Reacting to the ruling, Dutch Defense Minister Ank Bijleveld said in a statement the cabinet would “examine how to best implement the liability for damages suffered by the relatives in such a way it does justice to the Supreme Court ruling.”

In a swipe at the failure of other foreign powers to act during the 1995 crisis, the top court added that the “chance of Dutchbat (the Dutch UN mission) receiving effective support from the international community was slim.”
Former Dutchbat soldiers attending the case said they were disappointed on behalf of the victims’ families.
“I think the final judgment is a bit disappointing, especially when you see the court ruling of 30 percent and now it’s downgraded to 10 percent,” said Remko de Bruijne, a former Dutch blue helmet who served at Srebrenica.
“I think that’s not fair for the Mothers of Srebrenica but, on the other hand, now it’s clear,” he told AFP.
Srebrenica has cast a long shadow over The Netherlands, forcing a the government to resign in 2002 after a scathing report on the role of politicians in the episode.
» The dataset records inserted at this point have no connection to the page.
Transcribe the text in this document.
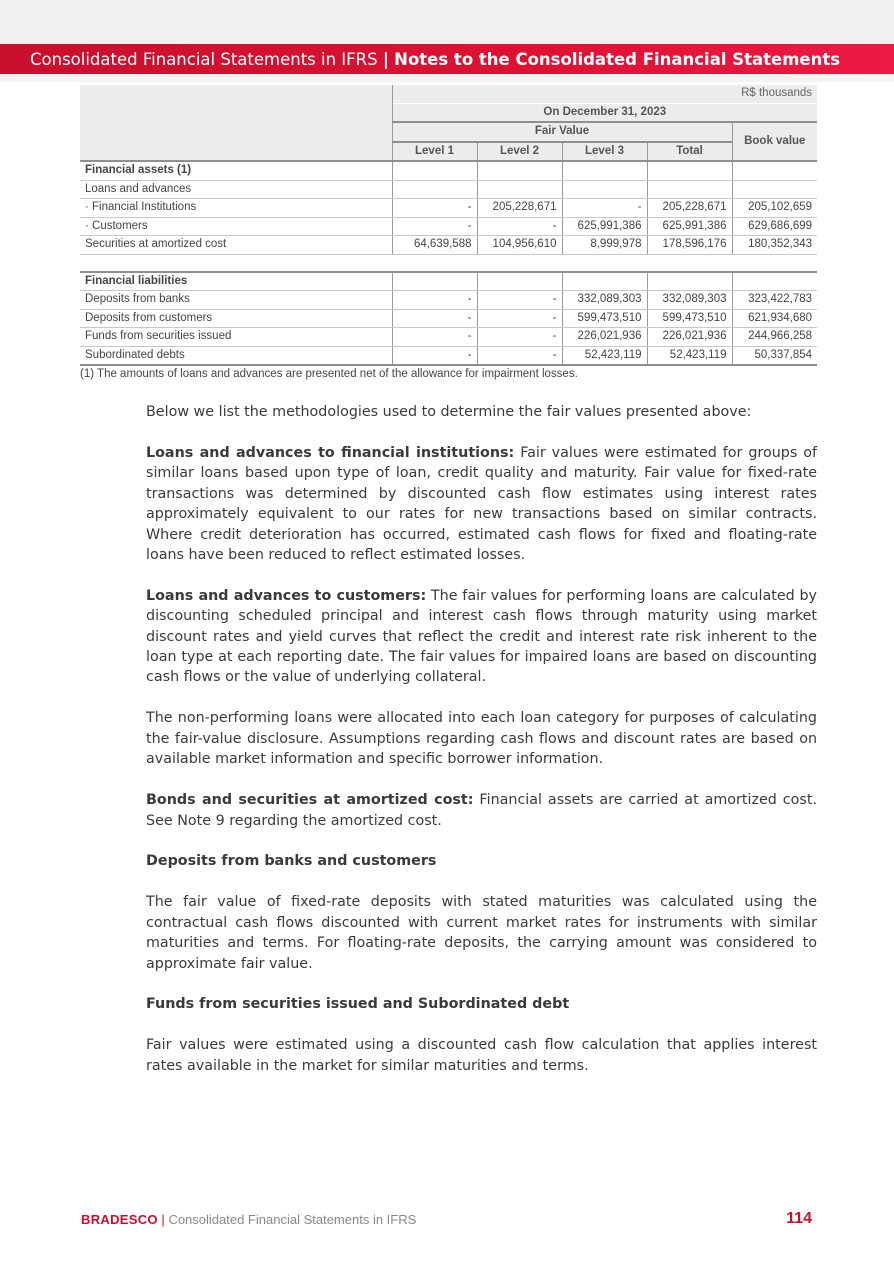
Consolidated Financial Statements in IFRS | Notes to the Consolidated Financial Statements
	R$ thousands				
	On December 31, 2023				
	Fair Value				Book value
	Level 1	Level 2	Level 3	Total	
Financial assets (1)					
Loans and advances					
· Financial Institutions	-	205,228,671	-	205,228,671	205,102,659
· Customers	-	-	625,991,386	625,991,386	629,686,699
Securities at amortized cost	64,639,588	104,956,610	8,999,978	178,596,176	180,352,343

Financial liabilities					
Deposits from banks	-	-	332,089,303	332,089,303	323,422,783
Deposits from customers	-	-	599,473,510	599,473,510	621,934,680
Funds from securities issued	-	-	226,021,936	226,021,936	244,966,258
Subordinated debts	-	-	52,423,119	52,423,119	50,337,854
(1) The amounts of loans and advances are presented net of the allowance for impairment losses.

Below we list the methodologies used to determine the fair values presented above:

Loans and advances to financial institutions: Fair values were estimated for groups of similar loans based upon type of loan, credit quality and maturity. Fair value for fixed-rate transactions was determined by discounted cash flow estimates using interest rates approximately equivalent to our rates for new transactions based on similar contracts. Where credit deterioration has occurred, estimated cash flows for fixed and floating-rate loans have been reduced to reflect estimated losses.

Loans and advances to customers: The fair values for performing loans are calculated by discounting scheduled principal and interest cash flows through maturity using market discount rates and yield curves that reflect the credit and interest rate risk inherent to the loan type at each reporting date. The fair values for impaired loans are based on discounting cash flows or the value of underlying collateral.

The non-performing loans were allocated into each loan category for purposes of calculating the fair-value disclosure. Assumptions regarding cash flows and discount rates are based on available market information and specific borrower information.

Bonds and securities at amortized cost: Financial assets are carried at amortized cost. See Note 9 regarding the amortized cost.

Deposits from banks and customers

The fair value of fixed-rate deposits with stated maturities was calculated using the contractual cash flows discounted with current market rates for instruments with similar maturities and terms. For floating-rate deposits, the carrying amount was considered to approximate fair value.

Funds from securities issued and Subordinated debt

Fair values were estimated using a discounted cash flow calculation that applies interest rates available in the market for similar maturities and terms.

BRADESCO | Consolidated Financial Statements in IFRS	114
Former Bosnian Serb leader Radovan Karadzic is currently serving a life sentence in jail in The Hague after being convicted of genocide over Srebrenica and war crimes throughout the 1990s.
Ex-military chief Mladic, 76, dubbed the “Butcher of Bosnia,” is currently appealing a life sentence on similar charges at an international tribunal in The Hague.
Slobodan Milosevic, Karadzic’s long-time patron during the war, was on trial in The Hague at the time of his death in 2006.